Gigi (Leslie Caron) is a young girl in 1900s Paris who is being trained to be a courtesan. Her grandmother used to be the mistress of Horore Lachaille (Maurice Chevalier) and his nephew Gaston (Louis Jourdan), a turn-of-the-Century playboy, spends more and more time with the young girl as he is bored of his hedonistic lifestyle. As can be expected, the two young people’s friendship gradually develops into something more.
The film has many wonderful musical numbers. The song ‘Gigi’ scooped the Best Song Oscar and a personal favourite is the delightfully witty ‘I Remember it Well’. One of the most famous songs is ‘Thank Heaven for Little Girls’: it is an absolutely excellent song, sung perfectly by Chevalier.
Caron is delightful in the title role. Whereas I prefer ‘An American in Paris’ to ‘Gigi’ overall, I think that she is stronger in this and she plays the role with charm and ease. Jourdan is a perfect choice as the love interest: brooding, charming but a little insecure, and Chevalier was, again, an inspired choice.
The best thing about the film is how it is filmed. One of the earliest colour winners, ‘Gigi’ is delightfully shot. The colours used, the costumes, the make-up are all stunning, and from a visual perspective, the film is easily one of the greatest triumphs of cinema.
What stops this film, for me, being higher up the list is the aforementioned subject matter and story. This is a musical which is supposed to be a big romance, but is actually when it’s stripped down it’s about a young girl who is essentially being trained to be a high-class escort and a man about town several years older than her. This in itself is fine, ‘Moulin Rouge’ manages to do this but doesn’t try to hide it. ‘Gigi’ (maybe because of when it was made) almost seems to hide this and makes their relationship look wholesome, whereas in reality it’s all a little bit seedy.

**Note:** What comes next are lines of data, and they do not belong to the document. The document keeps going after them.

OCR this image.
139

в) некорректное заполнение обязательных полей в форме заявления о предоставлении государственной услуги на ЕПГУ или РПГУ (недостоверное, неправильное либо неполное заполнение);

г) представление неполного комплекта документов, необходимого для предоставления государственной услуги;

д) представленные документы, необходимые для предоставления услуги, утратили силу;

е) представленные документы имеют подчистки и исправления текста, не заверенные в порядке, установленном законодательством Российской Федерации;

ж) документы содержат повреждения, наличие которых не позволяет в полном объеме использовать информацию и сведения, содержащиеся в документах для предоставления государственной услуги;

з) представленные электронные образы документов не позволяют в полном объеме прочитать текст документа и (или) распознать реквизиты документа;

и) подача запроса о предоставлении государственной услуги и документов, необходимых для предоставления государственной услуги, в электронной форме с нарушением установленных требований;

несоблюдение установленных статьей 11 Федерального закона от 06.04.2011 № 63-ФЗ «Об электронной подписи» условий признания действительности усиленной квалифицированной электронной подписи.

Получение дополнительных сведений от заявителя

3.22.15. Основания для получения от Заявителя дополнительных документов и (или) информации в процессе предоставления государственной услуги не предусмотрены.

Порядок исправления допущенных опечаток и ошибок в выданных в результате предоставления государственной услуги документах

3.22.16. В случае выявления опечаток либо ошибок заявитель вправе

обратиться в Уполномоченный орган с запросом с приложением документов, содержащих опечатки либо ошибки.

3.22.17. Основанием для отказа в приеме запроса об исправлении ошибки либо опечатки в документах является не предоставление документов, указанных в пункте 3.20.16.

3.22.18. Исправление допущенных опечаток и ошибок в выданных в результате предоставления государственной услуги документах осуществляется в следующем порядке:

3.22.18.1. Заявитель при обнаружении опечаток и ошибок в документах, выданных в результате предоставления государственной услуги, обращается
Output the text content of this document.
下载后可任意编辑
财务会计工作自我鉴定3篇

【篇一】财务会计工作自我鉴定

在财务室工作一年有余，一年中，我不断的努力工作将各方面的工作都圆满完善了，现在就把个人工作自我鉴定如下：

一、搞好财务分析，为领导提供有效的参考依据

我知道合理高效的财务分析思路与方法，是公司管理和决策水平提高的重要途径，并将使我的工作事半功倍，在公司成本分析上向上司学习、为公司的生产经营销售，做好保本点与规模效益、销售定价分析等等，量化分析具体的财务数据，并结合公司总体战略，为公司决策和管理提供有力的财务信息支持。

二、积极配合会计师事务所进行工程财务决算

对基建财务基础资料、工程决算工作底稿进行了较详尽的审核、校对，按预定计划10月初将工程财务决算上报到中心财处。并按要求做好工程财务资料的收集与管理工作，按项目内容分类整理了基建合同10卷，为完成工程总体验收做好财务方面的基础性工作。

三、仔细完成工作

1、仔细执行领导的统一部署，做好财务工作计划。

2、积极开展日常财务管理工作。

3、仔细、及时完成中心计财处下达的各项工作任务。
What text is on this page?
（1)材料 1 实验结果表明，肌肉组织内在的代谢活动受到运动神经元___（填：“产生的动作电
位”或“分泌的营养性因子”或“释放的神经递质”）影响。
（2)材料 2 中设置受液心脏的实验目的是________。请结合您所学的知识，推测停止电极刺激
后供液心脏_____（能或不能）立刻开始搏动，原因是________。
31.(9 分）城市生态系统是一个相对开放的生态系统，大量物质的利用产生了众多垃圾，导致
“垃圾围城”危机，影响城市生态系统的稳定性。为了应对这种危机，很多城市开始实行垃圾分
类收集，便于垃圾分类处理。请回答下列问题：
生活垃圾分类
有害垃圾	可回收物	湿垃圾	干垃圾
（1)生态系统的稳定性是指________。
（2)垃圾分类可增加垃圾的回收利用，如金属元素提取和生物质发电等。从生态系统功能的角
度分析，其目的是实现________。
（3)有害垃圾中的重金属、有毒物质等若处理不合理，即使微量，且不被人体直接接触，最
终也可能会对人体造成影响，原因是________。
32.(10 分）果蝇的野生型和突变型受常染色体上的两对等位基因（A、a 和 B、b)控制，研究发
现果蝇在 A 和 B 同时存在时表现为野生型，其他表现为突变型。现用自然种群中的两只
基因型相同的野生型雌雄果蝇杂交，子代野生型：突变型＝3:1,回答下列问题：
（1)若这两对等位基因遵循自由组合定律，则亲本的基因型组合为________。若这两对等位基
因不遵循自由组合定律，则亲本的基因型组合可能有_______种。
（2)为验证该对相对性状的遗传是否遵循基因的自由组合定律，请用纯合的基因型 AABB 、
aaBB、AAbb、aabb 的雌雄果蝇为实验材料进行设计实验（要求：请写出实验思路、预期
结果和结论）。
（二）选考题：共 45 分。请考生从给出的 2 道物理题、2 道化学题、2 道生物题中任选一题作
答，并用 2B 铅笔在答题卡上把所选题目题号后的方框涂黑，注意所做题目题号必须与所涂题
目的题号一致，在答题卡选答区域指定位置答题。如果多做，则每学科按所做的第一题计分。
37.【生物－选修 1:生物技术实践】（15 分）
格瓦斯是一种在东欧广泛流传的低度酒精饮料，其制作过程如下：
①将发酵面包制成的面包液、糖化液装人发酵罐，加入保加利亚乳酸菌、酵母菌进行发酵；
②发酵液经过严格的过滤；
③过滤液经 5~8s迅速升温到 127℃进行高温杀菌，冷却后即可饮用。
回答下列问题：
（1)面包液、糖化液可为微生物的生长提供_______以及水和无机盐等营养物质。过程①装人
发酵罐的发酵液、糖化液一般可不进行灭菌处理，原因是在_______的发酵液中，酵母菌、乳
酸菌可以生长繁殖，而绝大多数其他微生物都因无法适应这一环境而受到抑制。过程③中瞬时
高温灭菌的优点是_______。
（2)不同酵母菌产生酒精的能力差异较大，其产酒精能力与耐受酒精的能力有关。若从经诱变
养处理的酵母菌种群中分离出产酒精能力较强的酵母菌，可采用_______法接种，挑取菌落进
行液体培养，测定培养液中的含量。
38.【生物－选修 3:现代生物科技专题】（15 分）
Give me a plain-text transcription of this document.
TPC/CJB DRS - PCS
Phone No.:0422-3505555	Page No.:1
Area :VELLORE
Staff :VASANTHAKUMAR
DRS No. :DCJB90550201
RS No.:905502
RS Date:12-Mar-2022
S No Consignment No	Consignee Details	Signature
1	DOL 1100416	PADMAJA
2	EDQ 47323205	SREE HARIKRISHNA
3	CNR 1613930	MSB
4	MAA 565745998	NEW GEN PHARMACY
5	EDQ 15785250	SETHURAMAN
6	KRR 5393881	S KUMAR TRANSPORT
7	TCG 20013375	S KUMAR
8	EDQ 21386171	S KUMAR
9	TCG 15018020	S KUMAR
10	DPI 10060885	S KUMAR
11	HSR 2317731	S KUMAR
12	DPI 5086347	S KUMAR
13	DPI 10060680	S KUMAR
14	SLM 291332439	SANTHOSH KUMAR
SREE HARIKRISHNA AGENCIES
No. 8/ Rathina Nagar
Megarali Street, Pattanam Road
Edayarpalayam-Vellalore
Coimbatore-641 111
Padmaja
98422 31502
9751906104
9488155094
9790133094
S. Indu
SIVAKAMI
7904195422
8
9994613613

This is a small criticism: It is a beautiful film, but this flaw always makes me a little uncertain when I watch it. I wish that the film had either been made to be more traditional and to cut out the courtesan aspect, or to actually address the issue at hand. As it stands it just seems a little odd at times, despite the fact it is one of the most beautifully shot musicals ever made.